Closed skrobinson closed 1 year ago
@JacobDomagala
I've pushed a rough draft of an entrypoint
translation from Bash to Python. Is this a direction you are interested in?
Hey, sorry for late reply, been kinda busy lately.
Are there any advantages of using Python instead of Bash for entrypoint?
Hey, sorry for late reply, been kinda busy lately.
No worries.
Are there any advantages of using Python instead of Bash for entrypoint?
The advantage I see is reducing the complexity of repeatedly crossing the shell boundary. The current flow is bash > python > bash > python.
Reducing the quantity of execs avoids some stdin/stdout format issues between Bash and Python, e.g. commit 126be5f8. Also, does the current API via the shell correctly handle filenames containing spaces?
A recurring pattern in the existing code is to save stdout to a temporary file to be read later (see commit cd07e30a). Python's subprocess.run
can save command output to a variable for later use in the same script.
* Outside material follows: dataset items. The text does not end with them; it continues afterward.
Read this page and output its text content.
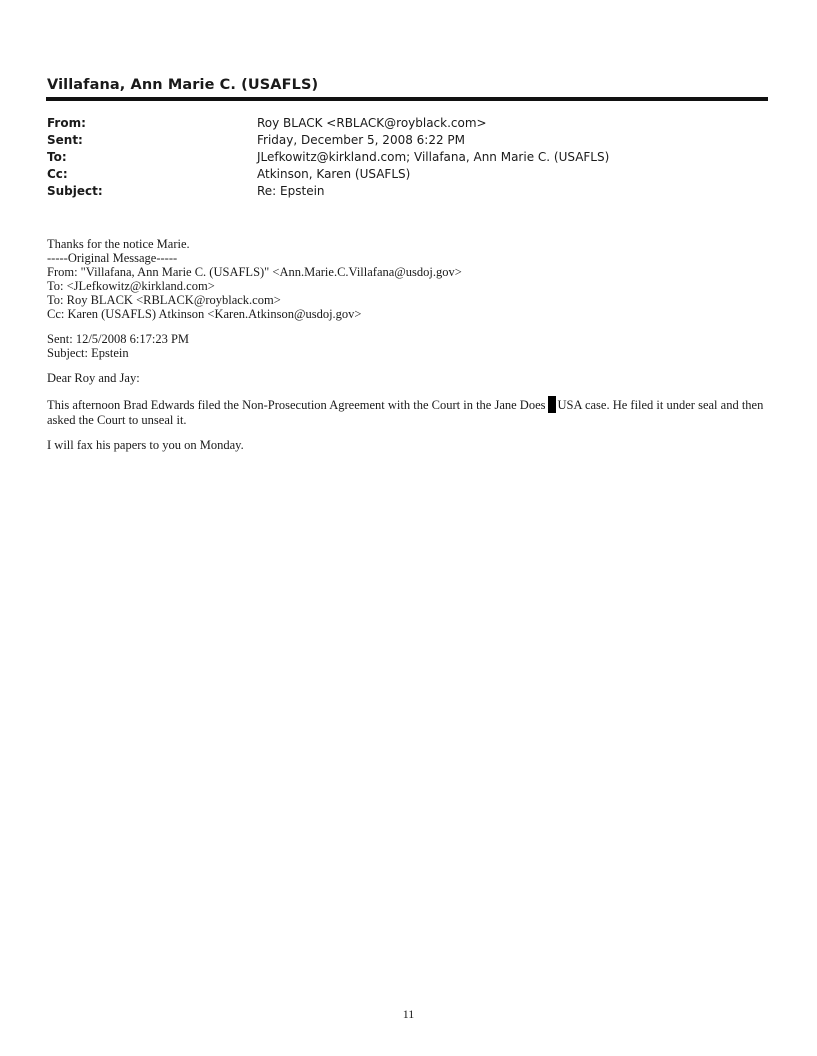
Villafana, Ann Marie C. (USAFLS)
From:	Roy BLACK <RBLACK@royblack.com>
Sent:	Friday, December 5, 2008 6:22 PM
To:	JLefkowitz@kirkland.com; Villafana, Ann Marie C. (USAFLS)
Cc:	Atkinson, Karen (USAFLS)
Subject:	Re: Epstein
Thanks for the notice Marie.
-----Original Message-----
From: "Villafana, Ann Marie C. (USAFLS)" <Ann.Marie.C.Villafana@usdoj.gov>
To: <JLefkowitz@kirkland.com>
To: Roy BLACK <RBLACK@royblack.com>
Cc: Karen (USAFLS) Atkinson <Karen.Atkinson@usdoj.gov>
Sent: 12/5/2008 6:17:23 PM
Subject: Epstein
Dear Roy and Jay:
This afternoon Brad Edwards filed the Non-Prosecution Agreement with the Court in the Jane Does USA case. He filed it under seal and then asked the Court to unseal it.
I will fax his papers to you on Monday.
11
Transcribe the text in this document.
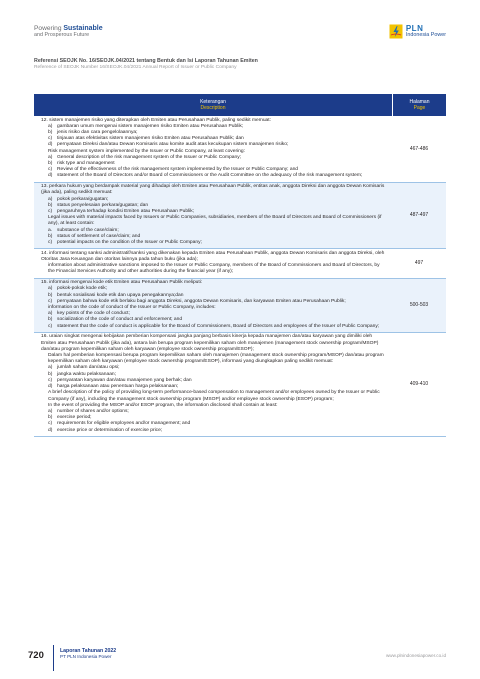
Powering Sustainable
and Prosperous Future
PLN
Indonesia Power
Referensi SEOJK No. 16/SEOJK.04/2021 tentang Bentuk dan Isi Laporan Tahunan Emiten
Reference of SEOJK Number 16/SEOJK.04/2021 Annual Report of Issuer or Public Company
Keterangan
Description
Halaman
Page
12. sistem manajemen risiko yang diterapkan oleh Emiten atau Perusahaan Publik, paling sedikit memuat:
a) gambaran umum mengenai sistem manajemen risiko Emiten atau Perusahaan Publik;
b) jenis risiko dan cara pengelolaannya;
c)	tinjauan atas efektivitas sistem manajemen risiko Emiten atau Perusahaan Publik; dan
d) pernyataan Direksi dan/atau Dewan Komisaris atau komite audit atas kecukupan sistem manajemen risiko;
Risk management system implemented by the Issuer or Public Company, at least covering:
a) General description of the risk management system of the Issuer or Public Company;
b) risk type and management
c)	Review of the effectiveness of the risk management system implemented by the Issuer or Public Company; and
d) statement of the Board of Directors and/or Board of Commissioners or the Audit Committee on the adequacy of the risk management system;
467-486
13. perkara hukum yang berdampak material yang dihadapi oleh Emiten atau Perusahaan Publik, entitas anak, anggota Direksi dan anggota Dewan Komisaris (jika ada), paling sedikit memuat:
a) pokok perkara/gugatan;
b) status penyelesaian perkara/gugatan; dan
c)	pengaruhnya terhadap kondisi Emiten atau Perusahaan Publik;
Legal issues with material impacts faced by Issuers or Public Companies, subsidiaries, members of the Board of Directors and Board of Commissioners (if any), at least contain:
a.	substance of the case/claim;
b) status of settlement of case/claim; and
c)	potential impacts on the condition of the Issuer or Public Company;
487-497
14. informasi tentang sanksi administratif/sanksi yang dikenakan kepada Emiten atau Perusahaan Publik, anggota Dewan Komisaris dan anggota Direksi, oleh Otoritas Jasa Keuangan dan otoritas lainnya pada tahun buku (jika ada);
information about administrative sanctions imposed to the Issuer or Public Company, members of the Board of Commissioners and Board of Directors, by the Financial Services Authority and other authorities during the financial year (if any);
497
15. informasi mengenai kode etik Emiten atau Perusahaan Publik meliputi:
a) pokok-pokok kode etik;
b) bentuk sosialisasi kode etik dan upaya penegakannya;dan
c)	pernyataan bahwa kode etik berlaku bagi anggota Direksi, anggota Dewan Komisaris, dan karyawan Emiten atau Perusahaan Publik;
information on the code of conduct of the Issuer or Public Company, includes:
a) key points of the code of conduct;
b) socialization of the code of conduct and enforcement; and
c)	statement that the code of conduct is applicable for the Board of Commissioners, Board of Directors and employees of the Issuer of Public Company;
500-503
16. uraian singkat mengenai kebijakan pemberian kompensasi jangka panjang berbasis kinerja kepada manajemen dan/atau karyawan yang dimiliki oleh Emiten atau Perusahaan Publik (jika ada), antara lain berupa program kepemilikan saham oleh manajemen (management stock ownership program/MSOP) dan/atau program kepemilikan saham oleh karyawan (employee stock ownership program/ESOP);
Dalam hal pemberian kompensasi berupa program kepemilikan saham oleh manajemen (management stock ownership program/MSOP) dan/atau program kepemilikan saham oleh karyawan (employee stock ownership program/ESOP), informasi yang diungkapkan paling sedikit memuat:
a) jumlah saham dan/atau opsi;
b) jangka waktu pelaksanaan;
c)	persyaratan karyawan dan/atau manajemen yang berhak; dan
d) harga pelaksanaan atau penentuan harga pelaksanaan;
A brief description of the policy of providing long-term performance-based compensation to management and/or employees owned by the Issuer or Public Company (if any), including the management stock ownership program (MSOP) and/or employee stock ownership (ESOP) program;
In the event of providing the MSOP and/or ESOP program, the information disclosed shall contain at least:
a) number of shares and/or options;
b) exercise period;
c)	requirements for eligible employees and/or management; and
d) exercise price or determination of exercise price;
409-410
720	Laporan Tahunan 2022
PT PLN Indonesia Power	www.plnindonesiapower.co.id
I left the subprocess calls to the two existing Python scripts, but the code in get_files_to_check.py
and run_static_analysis.py
could be moved into entrypoint.py
.
Optionally, git commands could be assumed into entrypoint.py
with pygit2
.
Ok, I like the idea of dealing only with Python environment. :+1:
Also, does the current API via the shell correctly handle filenames containing spaces?
That's a good question. I've never used names with spaces in my projects (that use this workflow).
I have not found the time to work more on this PR and likely won't have time before the end of the year. I'll close this PR but leave the branch in my tree if someone else wants to pick it up.
This is a translation to Python with minimal semantic changes.